For the Victorians, the bluff didn't always work. Paxman visited the ruins of Government House at Lucknow, besieged during the Indian mutiny and only relieved after horrible suffering on both sides. And while it's not impossible to find impressive residues of empire – in the Victoria Memorial Hall in Calcutta or the Sandhurst precision of the Madras Regiment's parade ground – the impression mostly given here was of a kind of fairy-tale evaporation, the clock striking 12 and the grandeur vanishing instantly. Visiting the Durbar parade grounds in Delhi, once the site of the grandest of all imperial displays, Paxman found a scrubby wasteland and a caretaker who neither knew nor cared what once happened there. Even more entertainingly, he bumped into a blazered old gent at the Gezira Sporting Club in Cairo, who doggedly refused to yield an inch to historical nostalgia. "We weren't all bad, were we?" asked Paxman. "All kinds of imperialism are bad," replied the man. "Did they do nothing good," pressed Paxman, beginning to sound a little pleading now. The man paused for thought: "No... nothing."
It wasn't obvious that Paxman felt much different, for all the yearning in his question. This wasn't one of those histories of Empire that proudly recounts how many miles of railway line were laid on the Indian subcontinent or rolls out a fourth-generation Anglophile to hymn the British sense of fair play. It began with an acknowledgement that "much of the Empire was built on greed and a lust for power" and concluded with the shambles of Palestine, a tale of incompatible promises made to both Arab and Jew and an ignominious retreat from the responsibilities of Empire. Global power, Paxman seemed to imply, in a programme that was more opaque in its argumentative line than it needed to be, all too often comes down to the power to make a historic mess of things.

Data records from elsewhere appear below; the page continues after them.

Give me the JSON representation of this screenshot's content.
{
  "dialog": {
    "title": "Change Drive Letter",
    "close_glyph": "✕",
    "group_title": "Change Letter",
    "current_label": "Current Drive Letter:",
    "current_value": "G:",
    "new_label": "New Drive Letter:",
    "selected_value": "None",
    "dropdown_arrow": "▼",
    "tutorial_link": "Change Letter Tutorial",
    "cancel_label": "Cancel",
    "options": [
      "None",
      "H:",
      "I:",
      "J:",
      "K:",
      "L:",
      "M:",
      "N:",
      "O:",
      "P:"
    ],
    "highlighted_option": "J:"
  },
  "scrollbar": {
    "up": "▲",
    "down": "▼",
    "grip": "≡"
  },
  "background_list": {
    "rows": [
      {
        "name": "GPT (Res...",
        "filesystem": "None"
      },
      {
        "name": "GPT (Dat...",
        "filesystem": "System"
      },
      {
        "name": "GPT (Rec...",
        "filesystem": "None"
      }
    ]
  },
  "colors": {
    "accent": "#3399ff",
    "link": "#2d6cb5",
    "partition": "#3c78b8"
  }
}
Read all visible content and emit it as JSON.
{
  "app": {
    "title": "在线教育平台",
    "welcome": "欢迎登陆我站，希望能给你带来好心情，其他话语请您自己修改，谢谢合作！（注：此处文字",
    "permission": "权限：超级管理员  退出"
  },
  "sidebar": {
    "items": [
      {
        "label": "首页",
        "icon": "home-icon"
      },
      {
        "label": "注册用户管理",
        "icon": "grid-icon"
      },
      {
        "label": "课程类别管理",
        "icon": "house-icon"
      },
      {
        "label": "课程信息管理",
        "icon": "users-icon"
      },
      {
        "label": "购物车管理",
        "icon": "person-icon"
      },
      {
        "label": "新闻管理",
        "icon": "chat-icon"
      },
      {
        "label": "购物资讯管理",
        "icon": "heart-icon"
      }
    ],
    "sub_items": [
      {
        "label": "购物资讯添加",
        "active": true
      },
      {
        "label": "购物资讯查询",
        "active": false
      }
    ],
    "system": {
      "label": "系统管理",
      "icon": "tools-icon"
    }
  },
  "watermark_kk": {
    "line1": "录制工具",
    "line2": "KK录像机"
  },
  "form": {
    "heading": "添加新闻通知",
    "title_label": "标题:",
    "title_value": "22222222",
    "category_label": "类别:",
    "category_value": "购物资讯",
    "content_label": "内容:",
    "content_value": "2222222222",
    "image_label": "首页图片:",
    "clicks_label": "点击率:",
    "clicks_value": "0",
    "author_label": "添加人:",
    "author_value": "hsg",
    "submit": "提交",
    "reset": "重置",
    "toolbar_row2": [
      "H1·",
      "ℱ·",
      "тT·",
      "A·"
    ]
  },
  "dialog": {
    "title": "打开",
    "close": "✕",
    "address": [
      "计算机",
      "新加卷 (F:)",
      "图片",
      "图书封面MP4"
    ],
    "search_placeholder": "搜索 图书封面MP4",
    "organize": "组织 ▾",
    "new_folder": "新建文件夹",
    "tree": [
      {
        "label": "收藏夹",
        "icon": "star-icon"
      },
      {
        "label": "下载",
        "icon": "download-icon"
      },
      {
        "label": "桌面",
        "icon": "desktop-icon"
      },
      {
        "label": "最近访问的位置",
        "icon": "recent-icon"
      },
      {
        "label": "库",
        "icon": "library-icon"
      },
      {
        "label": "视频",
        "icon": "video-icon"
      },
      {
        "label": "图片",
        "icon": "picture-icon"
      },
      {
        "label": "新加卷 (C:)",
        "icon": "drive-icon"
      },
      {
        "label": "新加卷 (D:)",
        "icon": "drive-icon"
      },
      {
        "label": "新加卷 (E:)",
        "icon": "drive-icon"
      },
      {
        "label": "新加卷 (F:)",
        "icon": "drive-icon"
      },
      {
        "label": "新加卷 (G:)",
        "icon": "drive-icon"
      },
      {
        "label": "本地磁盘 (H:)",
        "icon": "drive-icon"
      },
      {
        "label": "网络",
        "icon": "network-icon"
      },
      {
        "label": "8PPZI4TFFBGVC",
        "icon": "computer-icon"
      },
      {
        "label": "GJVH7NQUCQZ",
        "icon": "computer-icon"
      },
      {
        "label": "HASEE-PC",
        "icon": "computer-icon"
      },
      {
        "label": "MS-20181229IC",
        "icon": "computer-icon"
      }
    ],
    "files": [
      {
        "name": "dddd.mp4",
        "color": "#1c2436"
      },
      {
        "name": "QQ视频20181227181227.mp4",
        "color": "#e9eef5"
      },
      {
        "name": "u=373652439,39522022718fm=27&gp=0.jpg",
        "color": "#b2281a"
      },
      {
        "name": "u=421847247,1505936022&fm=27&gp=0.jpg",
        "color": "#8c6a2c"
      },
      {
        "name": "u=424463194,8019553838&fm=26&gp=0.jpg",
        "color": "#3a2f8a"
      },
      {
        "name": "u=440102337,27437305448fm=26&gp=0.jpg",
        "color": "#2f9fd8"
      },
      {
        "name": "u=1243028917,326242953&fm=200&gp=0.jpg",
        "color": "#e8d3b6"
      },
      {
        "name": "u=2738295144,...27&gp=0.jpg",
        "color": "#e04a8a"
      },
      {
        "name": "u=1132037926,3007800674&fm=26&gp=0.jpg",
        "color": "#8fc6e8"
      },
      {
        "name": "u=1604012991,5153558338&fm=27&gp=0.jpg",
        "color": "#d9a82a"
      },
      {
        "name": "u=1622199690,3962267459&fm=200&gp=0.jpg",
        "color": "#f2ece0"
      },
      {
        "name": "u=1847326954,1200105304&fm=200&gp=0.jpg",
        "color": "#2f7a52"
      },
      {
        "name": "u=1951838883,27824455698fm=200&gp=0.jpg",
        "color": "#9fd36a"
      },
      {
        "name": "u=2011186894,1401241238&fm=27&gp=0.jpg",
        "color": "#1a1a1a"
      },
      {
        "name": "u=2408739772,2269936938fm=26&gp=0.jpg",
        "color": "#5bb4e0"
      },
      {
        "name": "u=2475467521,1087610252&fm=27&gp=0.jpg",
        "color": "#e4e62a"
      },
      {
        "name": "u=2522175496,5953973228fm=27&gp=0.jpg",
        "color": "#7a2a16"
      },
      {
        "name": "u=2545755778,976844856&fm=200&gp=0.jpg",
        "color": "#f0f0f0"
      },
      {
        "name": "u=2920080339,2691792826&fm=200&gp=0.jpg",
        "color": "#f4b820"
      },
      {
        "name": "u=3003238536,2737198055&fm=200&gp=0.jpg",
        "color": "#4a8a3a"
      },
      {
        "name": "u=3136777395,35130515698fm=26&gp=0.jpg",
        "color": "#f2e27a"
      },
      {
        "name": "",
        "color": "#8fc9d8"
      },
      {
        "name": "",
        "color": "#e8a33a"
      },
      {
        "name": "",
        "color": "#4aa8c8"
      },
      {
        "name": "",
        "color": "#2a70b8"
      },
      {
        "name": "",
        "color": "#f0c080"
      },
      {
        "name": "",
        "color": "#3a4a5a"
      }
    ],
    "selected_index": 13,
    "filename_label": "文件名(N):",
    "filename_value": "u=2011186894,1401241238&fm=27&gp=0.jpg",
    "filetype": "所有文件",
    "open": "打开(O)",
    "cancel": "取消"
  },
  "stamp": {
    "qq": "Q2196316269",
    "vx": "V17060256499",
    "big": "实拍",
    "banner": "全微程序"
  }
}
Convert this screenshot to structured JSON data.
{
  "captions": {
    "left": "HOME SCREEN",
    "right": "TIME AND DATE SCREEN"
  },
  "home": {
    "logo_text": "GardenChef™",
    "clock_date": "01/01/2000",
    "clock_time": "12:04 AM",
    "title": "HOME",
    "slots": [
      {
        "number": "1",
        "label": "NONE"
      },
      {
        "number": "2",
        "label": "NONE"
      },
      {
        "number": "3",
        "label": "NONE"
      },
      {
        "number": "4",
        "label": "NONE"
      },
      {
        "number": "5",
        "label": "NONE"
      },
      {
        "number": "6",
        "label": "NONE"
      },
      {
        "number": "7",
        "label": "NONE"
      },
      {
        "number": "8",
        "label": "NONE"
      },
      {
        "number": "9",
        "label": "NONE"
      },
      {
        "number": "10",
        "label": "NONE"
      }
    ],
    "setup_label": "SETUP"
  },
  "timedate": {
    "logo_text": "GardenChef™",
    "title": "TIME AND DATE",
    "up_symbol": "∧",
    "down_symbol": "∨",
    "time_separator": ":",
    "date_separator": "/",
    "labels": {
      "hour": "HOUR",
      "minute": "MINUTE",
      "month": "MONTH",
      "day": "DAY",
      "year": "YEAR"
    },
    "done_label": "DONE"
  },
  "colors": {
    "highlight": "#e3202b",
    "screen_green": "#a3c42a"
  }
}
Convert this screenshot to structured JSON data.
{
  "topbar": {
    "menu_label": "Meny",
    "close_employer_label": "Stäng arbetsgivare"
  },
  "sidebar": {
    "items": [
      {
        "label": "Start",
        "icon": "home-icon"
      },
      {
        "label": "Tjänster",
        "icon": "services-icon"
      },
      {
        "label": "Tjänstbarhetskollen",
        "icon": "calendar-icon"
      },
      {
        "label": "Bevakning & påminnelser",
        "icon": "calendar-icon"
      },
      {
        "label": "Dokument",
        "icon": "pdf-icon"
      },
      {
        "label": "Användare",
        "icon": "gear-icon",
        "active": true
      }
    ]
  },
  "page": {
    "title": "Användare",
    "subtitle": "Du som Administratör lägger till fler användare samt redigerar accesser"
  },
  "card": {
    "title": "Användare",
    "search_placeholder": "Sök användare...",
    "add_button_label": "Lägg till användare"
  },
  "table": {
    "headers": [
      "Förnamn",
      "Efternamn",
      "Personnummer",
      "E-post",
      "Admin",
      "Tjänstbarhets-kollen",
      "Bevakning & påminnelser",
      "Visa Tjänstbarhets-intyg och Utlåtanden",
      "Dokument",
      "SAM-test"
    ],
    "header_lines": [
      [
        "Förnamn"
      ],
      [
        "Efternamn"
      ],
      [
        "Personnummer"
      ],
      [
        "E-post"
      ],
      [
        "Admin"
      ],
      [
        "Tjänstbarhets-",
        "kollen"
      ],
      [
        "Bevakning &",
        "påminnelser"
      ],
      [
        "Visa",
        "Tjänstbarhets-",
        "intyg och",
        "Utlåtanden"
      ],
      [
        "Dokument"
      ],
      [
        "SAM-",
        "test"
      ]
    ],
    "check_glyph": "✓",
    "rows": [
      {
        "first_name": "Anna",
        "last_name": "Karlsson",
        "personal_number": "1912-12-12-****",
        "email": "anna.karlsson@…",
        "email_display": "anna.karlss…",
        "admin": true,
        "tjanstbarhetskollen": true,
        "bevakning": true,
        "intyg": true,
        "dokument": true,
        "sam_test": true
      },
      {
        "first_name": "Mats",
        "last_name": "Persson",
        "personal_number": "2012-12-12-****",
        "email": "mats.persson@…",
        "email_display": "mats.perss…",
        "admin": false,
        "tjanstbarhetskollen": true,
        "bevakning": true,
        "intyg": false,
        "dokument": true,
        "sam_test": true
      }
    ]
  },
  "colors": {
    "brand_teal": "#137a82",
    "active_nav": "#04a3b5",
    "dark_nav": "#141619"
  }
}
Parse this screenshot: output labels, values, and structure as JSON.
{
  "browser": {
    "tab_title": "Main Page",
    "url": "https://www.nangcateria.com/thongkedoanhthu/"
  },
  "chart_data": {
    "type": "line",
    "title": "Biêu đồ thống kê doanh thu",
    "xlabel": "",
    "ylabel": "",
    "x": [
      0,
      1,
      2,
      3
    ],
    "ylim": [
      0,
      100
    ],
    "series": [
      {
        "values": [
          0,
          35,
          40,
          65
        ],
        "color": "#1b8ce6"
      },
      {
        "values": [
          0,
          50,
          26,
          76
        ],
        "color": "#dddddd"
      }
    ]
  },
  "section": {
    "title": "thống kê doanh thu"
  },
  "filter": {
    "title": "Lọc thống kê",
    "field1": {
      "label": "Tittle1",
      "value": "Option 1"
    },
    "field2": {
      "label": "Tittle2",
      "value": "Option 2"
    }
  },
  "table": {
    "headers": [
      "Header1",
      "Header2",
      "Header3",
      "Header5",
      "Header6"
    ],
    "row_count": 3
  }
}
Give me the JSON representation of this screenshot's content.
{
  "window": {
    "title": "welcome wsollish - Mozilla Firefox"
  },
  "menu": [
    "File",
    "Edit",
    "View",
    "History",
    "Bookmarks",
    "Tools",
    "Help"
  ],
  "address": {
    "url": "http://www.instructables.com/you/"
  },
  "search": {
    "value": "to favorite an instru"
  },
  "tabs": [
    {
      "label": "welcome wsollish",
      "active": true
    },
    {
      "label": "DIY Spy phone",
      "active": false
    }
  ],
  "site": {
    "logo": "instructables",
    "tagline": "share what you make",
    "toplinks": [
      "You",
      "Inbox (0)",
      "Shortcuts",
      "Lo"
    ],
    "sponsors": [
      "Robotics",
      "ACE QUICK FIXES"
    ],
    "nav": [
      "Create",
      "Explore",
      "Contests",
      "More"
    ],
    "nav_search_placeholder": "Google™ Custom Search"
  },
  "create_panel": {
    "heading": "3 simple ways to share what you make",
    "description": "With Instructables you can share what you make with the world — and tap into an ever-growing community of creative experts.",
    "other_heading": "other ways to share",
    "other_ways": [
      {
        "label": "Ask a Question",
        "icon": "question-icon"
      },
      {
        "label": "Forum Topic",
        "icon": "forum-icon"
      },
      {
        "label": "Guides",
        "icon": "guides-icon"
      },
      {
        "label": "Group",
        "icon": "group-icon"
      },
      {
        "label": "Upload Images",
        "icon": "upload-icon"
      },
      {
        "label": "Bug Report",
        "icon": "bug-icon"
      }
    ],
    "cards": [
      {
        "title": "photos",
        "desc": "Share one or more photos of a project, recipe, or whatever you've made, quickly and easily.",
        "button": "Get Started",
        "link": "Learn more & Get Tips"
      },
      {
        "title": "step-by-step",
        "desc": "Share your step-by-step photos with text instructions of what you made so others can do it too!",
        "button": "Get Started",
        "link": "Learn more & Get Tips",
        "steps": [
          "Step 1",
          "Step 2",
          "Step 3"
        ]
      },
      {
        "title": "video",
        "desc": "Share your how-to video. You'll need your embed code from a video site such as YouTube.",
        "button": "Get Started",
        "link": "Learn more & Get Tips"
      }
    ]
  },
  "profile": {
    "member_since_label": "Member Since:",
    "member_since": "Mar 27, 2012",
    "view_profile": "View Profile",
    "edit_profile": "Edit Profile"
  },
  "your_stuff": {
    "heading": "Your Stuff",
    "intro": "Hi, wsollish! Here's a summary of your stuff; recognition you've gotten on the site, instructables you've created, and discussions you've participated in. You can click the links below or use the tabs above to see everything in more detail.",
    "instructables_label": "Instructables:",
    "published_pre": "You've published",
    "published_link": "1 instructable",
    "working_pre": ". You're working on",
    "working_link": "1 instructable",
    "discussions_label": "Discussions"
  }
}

The Culture Show's enjoyable David Hockney: the Art of Seeing began with a sunrise, Andrew Marr and a rather more famous artist simultaneously trying to capture a garish Bridlington dawn on their iPads. The film that followed showcased Hockney's latest exhibition at the Royal Academy, as well as his frantic energy as an artist and talker. "We're all on our own," Hockney said at one point, meaning our vision of the world is so subjective that no two of us see the same view. But it captured an odd solipsism about his conversation too. He scarcely needs anyone to ask a question or listen to the answer. He just needs a green light to go.